Cada romano pontífice es un hombre de su tiempo y, por eso, es natural que algunas costumbres papales sufran alguna evolución: a nadie sorprende que el Santo Padre se desplaza en automóvil o avión, hable por la radio, Internet y vea la televisión. También tiene su modo propio y muy personal de realizar su misión eclesial: Francisco, tan pronto como fue elegido, no quiso usar la murcia de púrpura, ni la estola de los apóstoles Pedro y Pablo, para su primera bendición a los fieles, que aguardaban el nuevo obispo de Roma en la plaza de San Pedro. De hecho, apareció en la logia de la basílica con toda la simplicidad, estrenando la sotana blanca y con la cruz pectoral del Buen Pastor.

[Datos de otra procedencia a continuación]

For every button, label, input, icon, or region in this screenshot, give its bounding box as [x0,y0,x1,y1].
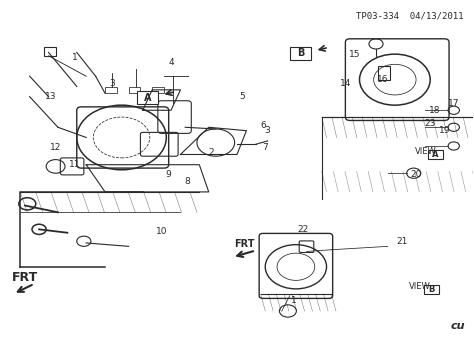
Text: A: A [144,93,151,103]
Text: 13: 13 [45,92,56,101]
FancyBboxPatch shape [137,91,158,104]
Text: 10: 10 [156,226,167,236]
Text: B: B [297,48,304,58]
Text: 14: 14 [340,79,351,87]
Text: 7: 7 [263,143,268,152]
Text: 9: 9 [166,170,172,179]
Text: 1: 1 [72,53,77,62]
Text: 11: 11 [69,160,80,169]
FancyBboxPatch shape [290,47,311,60]
Text: 8: 8 [185,177,191,186]
Text: 20: 20 [410,170,422,179]
Text: B: B [428,285,434,294]
Text: VIEW: VIEW [409,282,431,291]
Text: cu: cu [451,321,465,331]
Text: TP03-334  04/13/2011: TP03-334 04/13/2011 [356,12,463,21]
Text: 6: 6 [260,121,266,130]
Bar [44,47,55,56]
Text: 18: 18 [429,106,441,115]
Text: 2: 2 [208,148,214,157]
Text: 22: 22 [297,225,309,234]
Text: 12: 12 [50,143,61,152]
Text: 21: 21 [396,237,408,246]
Text: 4: 4 [168,58,174,67]
Text: 1: 1 [291,296,296,305]
Text: FRT: FRT [12,271,38,284]
Bar [128,87,140,93]
Bar [105,87,117,93]
Bar [378,66,390,80]
Text: 15: 15 [349,50,361,59]
Bar [152,87,164,93]
Text: VIEW: VIEW [415,147,437,156]
Text: 16: 16 [377,75,389,84]
Text: 19: 19 [438,126,450,135]
Text: 5: 5 [239,92,245,101]
Text: 17: 17 [448,99,459,108]
Text: A: A [432,150,438,159]
Text: FRT: FRT [234,239,255,249]
Text: 3: 3 [109,79,115,87]
Text: 23: 23 [425,119,436,128]
Text: 3: 3 [265,126,271,135]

También por razón de esa misma simplicidad franciscana, que adoptó como marca propia de su pontificado, no quiso que a su nombre nuevo se añadiera, como se suele hacer en relación a los reyes, la designación de primero. También no se alojó en el apartamento pontificio, no por una cuestión de pobreza – varias veces refirió que ese espacio no es lujoso – sino porque prefiere vivir en comunidad, como es propio de los religiosos. Sus predecesores asistieron a los ejercicios espirituales de la curia vaticana en una tribuna aparte, pero Francisco prefiere sentarse en medio de la asamblea, en un lugar cualquiera, como otro participante en el retiro. Hace gala de entrar en el avión cargando su propia pasta negra, para vincular que su misión es de servicio y no de poder o, mejor dicho, de un poder que es sobre todo servicio.
Los estilos son gustos que no se discuten. Hay que tener la suficiente libertad de espíritu para aceptar que cada uno tenga el suyo, y la apertura necesaria para aceptar opciones que no coinciden con nuestros puntos de vista. Por ejemplo, sería disparatado ver en esta reflexión una actitud crítica hacia el Papa Francisco, o su magisterio: la fidelidad a Pedro y sus enseñanzas es incuestionable para un católico coherente, pero esa lealtad institucional no debe confundirse con dogmatismos inmovilistas en relación a lo que es histórico y opinable. Si la Iglesia no pudiera evolucionar en los modos como realiza en cada momento su misión sobrenatural, el Santo Padre actual debería traer a la moda de un pescador de Galilea del siglo primero y, como Pedro, hablar arameo … Lo mismo se dice de la liturgia : la Misa según San Pío V es, sin duda, excelente, hasta porque reformulada por un Papa santo, pero no fue ese el primer modelo de celebración eucarística, ni tiene por qué ser el último, ni el más perfecto …
Hay, sin embargo, un límite objetivo a la libertad en el modo de cada cual desempeñar su ministerio en la Iglesia: la responsabilidad inherente a esa misión eclesial. Aceptar un cargo – que en la Iglesia, más que un honor o privilegio, es una carga – es aceptar también todo lo que implica ese servicio: el titular de un Estado munus eclesial puede prescindir de todo lo que es accidental, o meramente personal, pero no tiene el derecho de renunciar a derechos que son deberes de su cargo. El Papa, sea quien sea, tiene obligaciones que son inherentes a su estado y que, por eso, no puede irrespetar. Como se suele decir, noblesse oblige.
Eduardo VIII de Inglaterra quiso casarse con quien le apetecía y tenía, ciertamente, el derecho de hacerlo, pero no como monarca. Por eso, tuvo que abdicar de la corona británica, para unirse a la mujer por quien se había apasionado. Mutatis mutandis, los Papas, al tener una misión de jefatura y de servicio universal, también tienen que aceptar las exigencias derivadas de su singular ministerio, como Francisco ha hecho, así como sus predecesores en la sede petrina. Como vicarios de Cristo, deben imitar a Jesús de Nazaret, que lavó los pies a sus apóstoles, el traidor incluido, pero también aceptó, a pesar de la crítica de los fariseos, ser aclamado triunfalmente a su entrada en Jerusalén.